The grandmother of invention
Narcissus would have been delighted. But Geraldine Naunheim of St. Louis was thinking only of her eight grandchildren when she developed her “Me doll.” Why the name? “The first thing a child says when he picks it up is, ‘That’s me,’ ” explains Mrs. Naunheim, 74.
The Me doll is two feet high, floppy-armed, comes in three ethnic colors (white, brown and black) and sells (only to teachers) for $17.95. What makes it unique is its face—an unbreakable acrylic mirror. Thus, in play, the doll takes on the owner’s features. “Kids are fascinated with mirrors,” says Naunheim, who used to advise schools on the use of classroom movies for Paramount Pictures. “But usually mirrors are way up high on a chest of drawers and kids can’t get at them.”
Six years ago Naunheim made her first crude doll for her granddaughter Jennifer, then 5. Eventually Graphic Resources, a firm which designs educational aids, heard about it. Naunheim’s husband of 50 years, Herman, an 86-year-old retired lawyer, negotiated the deal and landed her a fat five percent royalty (instead of the usual three percent). The Me doll comes with a teacher’s guide and a record. “Retarded children and developmentally delayed infants love the doll,” says one educator.
It’s also meant for normal children. “I read so much about people not knowing who they are,” Naunheim says. “I hope this doll helps kids develop a strong concept of themselves.”
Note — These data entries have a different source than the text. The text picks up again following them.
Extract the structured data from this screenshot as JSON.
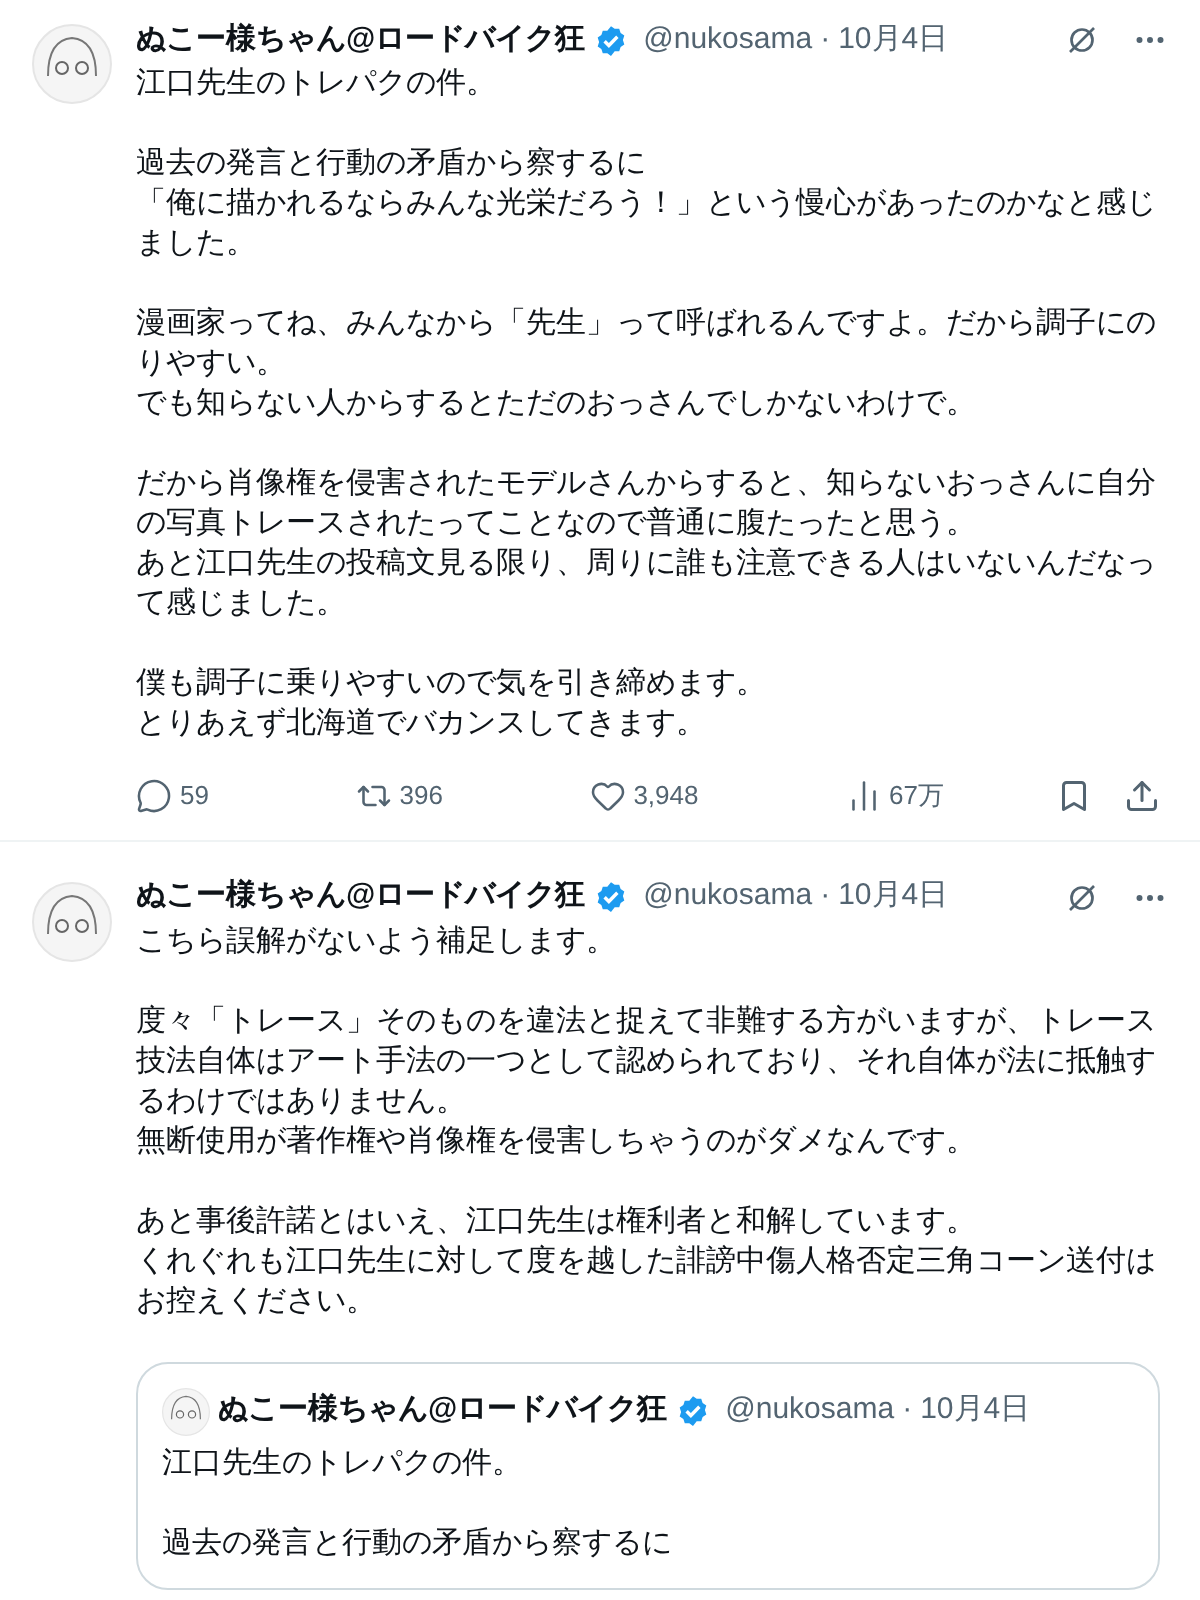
{
  "tweets": [
    {
      "author": {
        "name": "ぬこー様ちゃん@ロードバイク狂",
        "verified": true,
        "handle": "@nukosama",
        "separator": "·",
        "date": "10月4日"
      },
      "body": [
        [
          "江口先生のトレパクの件。"
        ],
        [
          "過去の発言と行動の矛盾から察するに",
          "「俺に描かれるならみんな光栄だろう！」という慢心があったのかなと感じました。"
        ],
        [
          "漫画家ってね、みんなから「先生」って呼ばれるんですよ。だから調子にのりやすい。",
          "でも知らない人からするとただのおっさんでしかないわけで。"
        ],
        [
          "だから肖像権を侵害されたモデルさんからすると、知らないおっさんに自分の写真トレースされたってことなので普通に腹たったと思う。",
          "あと江口先生の投稿文見る限り、周りに誰も注意できる人はいないんだなって感じました。"
        ],
        [
          "僕も調子に乗りやすいので気を引き締めます。",
          "とりあえず北海道でバカンスしてきます。"
        ]
      ],
      "stats": {
        "replies": "59",
        "reposts": "396",
        "likes": "3,948",
        "views": "67万"
      }
    },
    {
      "author": {
        "name": "ぬこー様ちゃん@ロードバイク狂",
        "verified": true,
        "handle": "@nukosama",
        "separator": "·",
        "date": "10月4日"
      },
      "body": [
        [
          "こちら誤解がないよう補足します。"
        ],
        [
          "度々「トレース」そのものを違法と捉えて非難する方がいますが、トレース技法自体はアート手法の一つとして認められており、それ自体が法に抵触するわけではありません。",
          "無断使用が著作権や肖像権を侵害しちゃうのがダメなんです。"
        ],
        [
          "あと事後許諾とはいえ、江口先生は権利者と和解しています。",
          "くれぐれも江口先生に対して度を越した誹謗中傷人格否定三角コーン送付はお控えください。"
        ]
      ],
      "quote": {
        "author": {
          "name": "ぬこー様ちゃん@ロードバイク狂",
          "verified": true,
          "handle": "@nukosama",
          "separator": "·",
          "date": "10月4日"
        },
        "body": [
          [
            "江口先生のトレパクの件。"
          ],
          [
            "過去の発言と行動の矛盾から察するに"
          ]
        ]
      }
    }
  ]
}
From chemistry, dollars and no scents
Dr. Alfred A. Schleppnik was hard at work in the St. Louis laboratories of the Monsanto Company, engaged in the quest for a better deodorant. Heady vapors assailed his nostrils; then, suddenly, he smelled nothing at all. “We didn’t believe it at first,” says Schleppnik. “It was an effect we thought could not exist.” While most deodorizers conceal unpleasant smells by flooding the nose’s “receptors” with cosmetic odors, Schleppnik’s chemical compound—technically called “a malodor counteractant”—blocks the receptors entirely. It creates the illusion of fresh, outdoor air.
The Vienna-born Schleppnik, who has also developed 1,000 new perfume compounds for Monsanto, considers his discovery to be a major breakthrough in odor control. Monsanto plans to sell the counteractant for household and personal hygiene products. The company has already applied for several patents on the Schleppnik compounds, for which the scientist so far has received only $5 per patent.
Schleppnik came to this country in 1958 after accepting a cancer research grant at Washington University in St. Louis. Now 55 and a U.S. citizen, he lives with his wife, Frances, in nearby Richmond Heights, Mo. and wistfully remembers his work in chemotherapy. “Sometimes I think I should have followed it through,” he says with a sigh. “It’s one of the better things I did in chemistry.”